### This note shows how to use sklearn to set up a regression for p(z)

Do the usual imports

In [None]:
import tables_io
import numpy as np
import matplotlib.pyplot as plt
from rail.raruma import plotting_functions as raruma_plot
from rail.raruma import utility_functions as raruma_util

In [None]:
from rail.estimation.algos.k_nearneigh import KNearNeighInformer, KNearNeighEstimator
from rail.core.data import Hdf5Handle, DataStore, DATA_STORE
from rail.utils.catalog_utils import RomanRubinCatalogConfig
DS = DATA_STORE()
DataStore.allow_overwrite = True
RomanRubinCatalogConfig.apply(RomanRubinCatalogConfig.tag)

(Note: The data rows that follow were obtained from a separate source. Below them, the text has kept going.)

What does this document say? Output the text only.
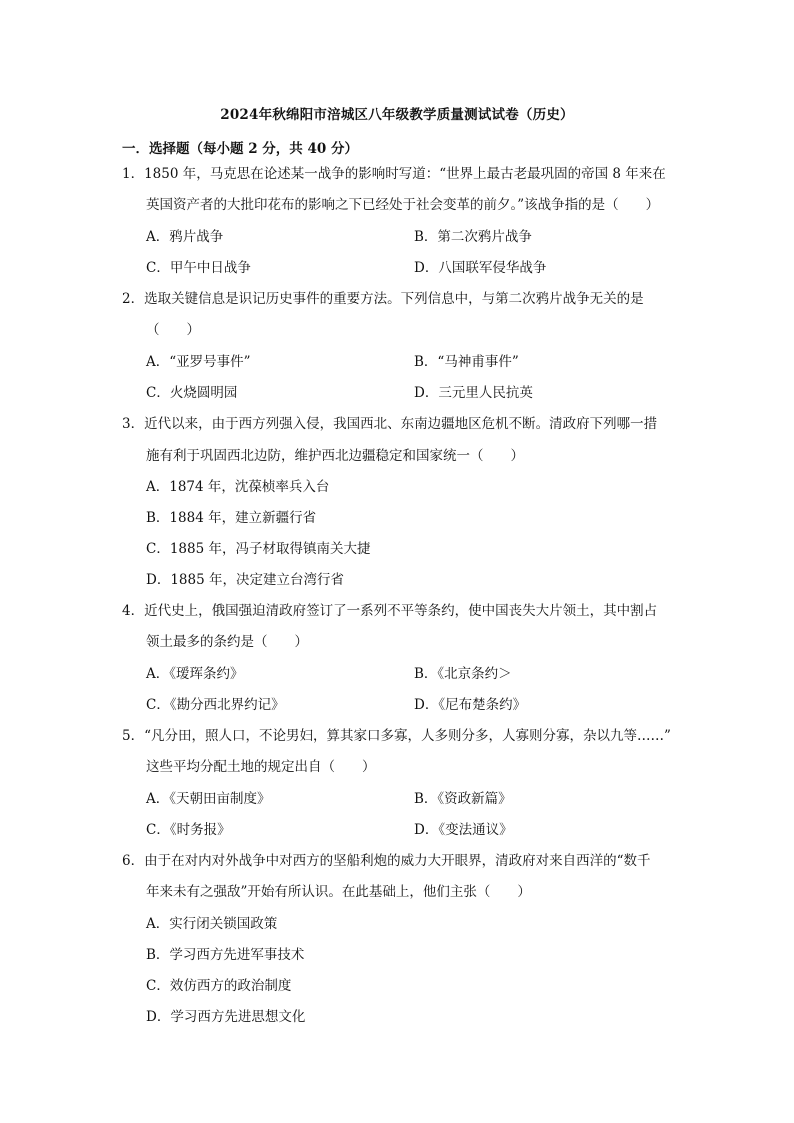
2024年秋绵阳市涪城区八年级教学质量测试试卷（历史）
一．选择题（每小题 2 分，共 40 分）
1．1850 年，马克思在论述某一战争的影响时写道：“世界上最古老最巩固的帝国 8 年来在
英国资产者的大批印花布的影响之下已经处于社会变革的前夕。”该战争指的是（　　）
A．鸦片战争	B．第二次鸦片战争
C．甲午中日战争	D．八国联军侵华战争
2．选取关键信息是识记历史事件的重要方法。下列信息中，与第二次鸦片战争无关的是
（　　）
A．“亚罗号事件”	B．“马神甫事件”
C．火烧圆明园	D．三元里人民抗英
3．近代以来，由于西方列强入侵，我国西北、东南边疆地区危机不断。清政府下列哪一措
施有利于巩固西北边防，维护西北边疆稳定和国家统一（　　）
A．1874 年，沈葆桢率兵入台
B．1884 年，建立新疆行省
C．1885 年，冯子材取得镇南关大捷
D．1885 年，决定建立台湾行省
4．近代史上，俄国强迫清政府签订了一系列不平等条约，使中国丧失大片领土，其中割占
领土最多的条约是（　　）
A．《瑷珲条约》	B．《北京条约＞
C．《勘分西北界约记》	D．《尼布楚条约》
5．“凡分田，照人口，不论男妇，算其家口多寡，人多则分多，人寡则分寡，杂以九等……”
这些平均分配土地的规定出自（　　）
A．《天朝田亩制度》	B．《资政新篇》
C．《时务报》	D．《变法通议》
6．由于在对内对外战争中对西方的坚船利炮的威力大开眼界，清政府对来自西洋的“数千
年来未有之强敌”开始有所认识。在此基础上，他们主张（　　）
A．实行闭关锁国政策
B．学习西方先进军事技术
C．效仿西方的政治制度
D．学习西方先进思想文化
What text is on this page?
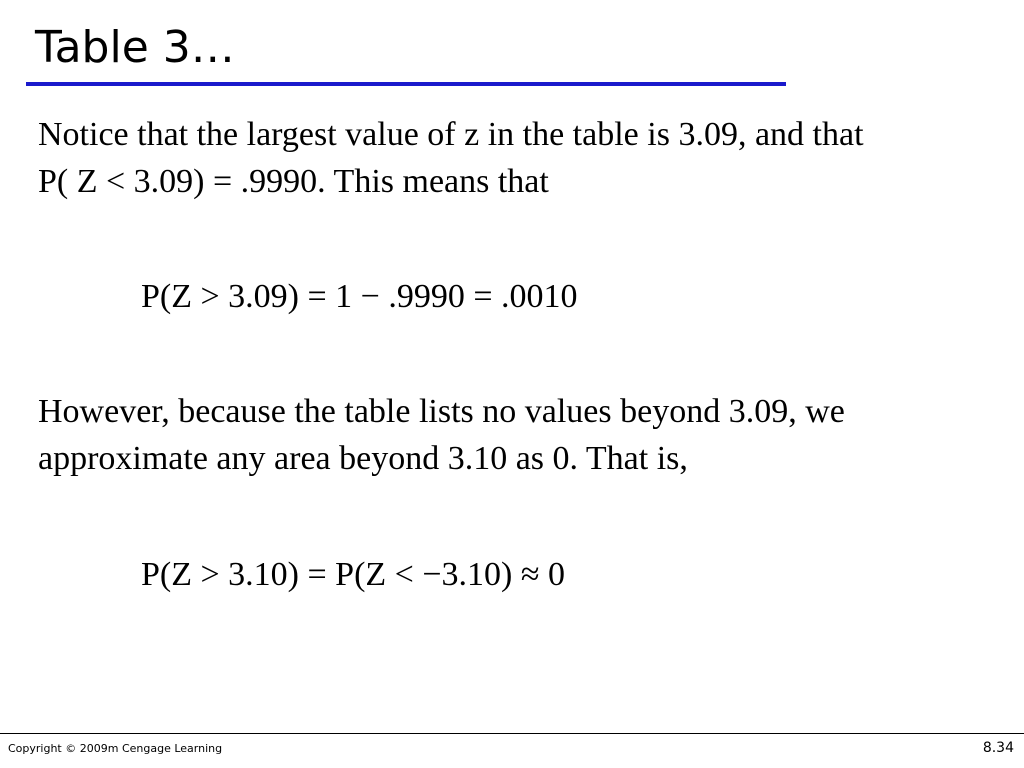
Table 3…
Notice that the largest value of z in the table is 3.09, and that
P( Z < 3.09) = .9990. This means that
P(Z > 3.09) = 1 − .9990 = .0010
However, because the table lists no values beyond 3.09, we
approximate any area beyond 3.10 as 0. That is,
P(Z > 3.10) = P(Z < −3.10) ≈ 0
Copyright © 2009m Cengage Learning	8.34
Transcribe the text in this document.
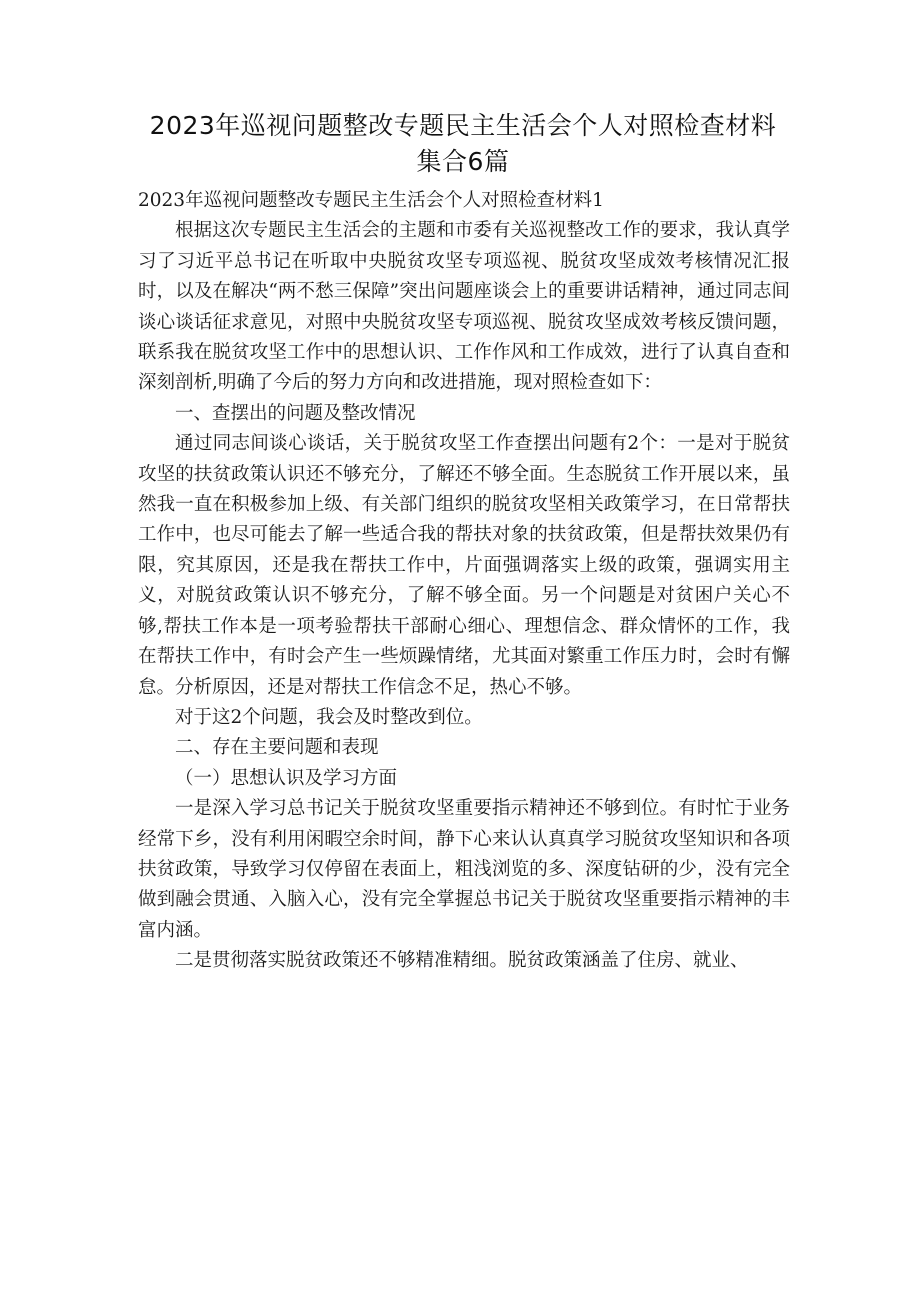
2023年巡视问题整改专题民主生活会个人对照检查材料集合6篇

2023年巡视问题整改专题民主生活会个人对照检查材料1

根据这次专题民主生活会的主题和市委有关巡视整改工作的要求，我认真学习了习近平总书记在听取中央脱贫攻坚专项巡视、脱贫攻坚成效考核情况汇报时，以及在解决“两不愁三保障”突出问题座谈会上的重要讲话精神，通过同志间谈心谈话征求意见，对照中央脱贫攻坚专项巡视、脱贫攻坚成效考核反馈问题，联系我在脱贫攻坚工作中的思想认识、工作作风和工作成效，进行了认真自查和深刻剖析,明确了今后的努力方向和改进措施，现对照检查如下：

一、查摆出的问题及整改情况

通过同志间谈心谈话，关于脱贫攻坚工作查摆出问题有2个：一是对于脱贫攻坚的扶贫政策认识还不够充分，了解还不够全面。生态脱贫工作开展以来，虽然我一直在积极参加上级、有关部门组织的脱贫攻坚相关政策学习，在日常帮扶工作中，也尽可能去了解一些适合我的帮扶对象的扶贫政策，但是帮扶效果仍有限，究其原因，还是我在帮扶工作中，片面强调落实上级的政策，强调实用主义，对脱贫政策认识不够充分，了解不够全面。另一个问题是对贫困户关心不够,帮扶工作本是一项考验帮扶干部耐心细心、理想信念、群众情怀的工作，我在帮扶工作中，有时会产生一些烦躁情绪，尤其面对繁重工作压力时，会时有懈怠。分析原因，还是对帮扶工作信念不足，热心不够。

对于这2个问题，我会及时整改到位。

二、存在主要问题和表现

（一）思想认识及学习方面

一是深入学习总书记关于脱贫攻坚重要指示精神还不够到位。有时忙于业务经常下乡，没有利用闲暇空余时间，静下心来认认真真学习脱贫攻坚知识和各项扶贫政策，导致学习仅停留在表面上，粗浅浏览的多、深度钻研的少，没有完全做到融会贯通、入脑入心，没有完全掌握总书记关于脱贫攻坚重要指示精神的丰富内涵。

二是贯彻落实脱贫政策还不够精准精细。脱贫政策涵盖了住房、就业、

Change this to be the root of the current PZ working area

In [None]:
pz_dir = '/global/cfs/cdirs/lsst/groups/PZ/DP1'

Load the test/ train data

In [None]:
train = tables_io.read(f"{pz_dir}/data/train/dp1_ecdfs_matched_specgold_train.hdf5")
test = tables_io.read(f"{pz_dir}/data/test/dp1_ecdfs_matched_specgold_test.hdf5")
#d.keys()
#train = tables_io.sliceObj(d, slice(0, -1, 10))
#test = tables_io.sliceObj(d, slice(1, -1, 10))

In [None]:
train_targets, train_features = raruma_util.prepare_data_total_mag_and_colors(train, '{band}_gaap1p0Mag', 'ugrizy')
test_targets, test_features = raruma_util.prepare_data_total_mag_and_colors(test, '{band}_gaap1p0Mag', 'ugrizy')

In [None]:
_ = raruma_plot.plot_true_nz(train_targets)

Do PCA for kicks

In [None]:
from sklearn import preprocessing
from sklearn.decomposition import PCA

In [None]:
scaler = preprocessing.StandardScaler().fit(train_features)
pca = PCA(n_components=train_features.shape[-1], whiten=False)

In [None]:
scaled_train = scaler.transform(train_features).clip(-5, 5)
pca_train = pca.fit(scaled_train)

In [None]:
scaled_test = scaler.transform(test_features).clip(-5, 5)
pca_test = pca.fit(scaled_test)

Do all the regression

In [None]:
from sklearn.ensemble import (HistGradientBoostingRegressor, ExtraTreesRegressor, AdaBoostRegressor)
from sklearn.gaussian_process import GaussianProcessRegressor
from sklearn.isotonic import IsotonicRegression
from sklearn.linear_model import HuberRegressor, LinearRegression, QuantileRegressor
from sklearn.svm import NuSVR
from sklearn.neighbors import KNeighborsRegressor, RadiusNeighborsRegressor

In [None]:
hbr = HistGradientBoostingRegressor()
etr = ExtraTreesRegressor()
abr = AdaBoostRegressor()
gpr = GaussianProcessRegressor()
isr = IsotonicRegression()
hur = HuberRegressor()
lir = LinearRegression()
qur = QuantileRegressor()
nsr = NuSVR()
knr = KNeighborsRegressor()
rnr = RadiusNeighborsRegressor()

In [None]:
def run_it(reg):
    preds = raruma_util.run_regression(reg, scaled_train, train_targets, scaled_test)
    _ = raruma_plot.plot_true_predict_fancy(test_targets, np.nan_to_num(preds, -0.4))
    _ = raruma_plot.plot_biweight_stats_v_redshift(test_targets, preds)

In [None]:
run_it(knr)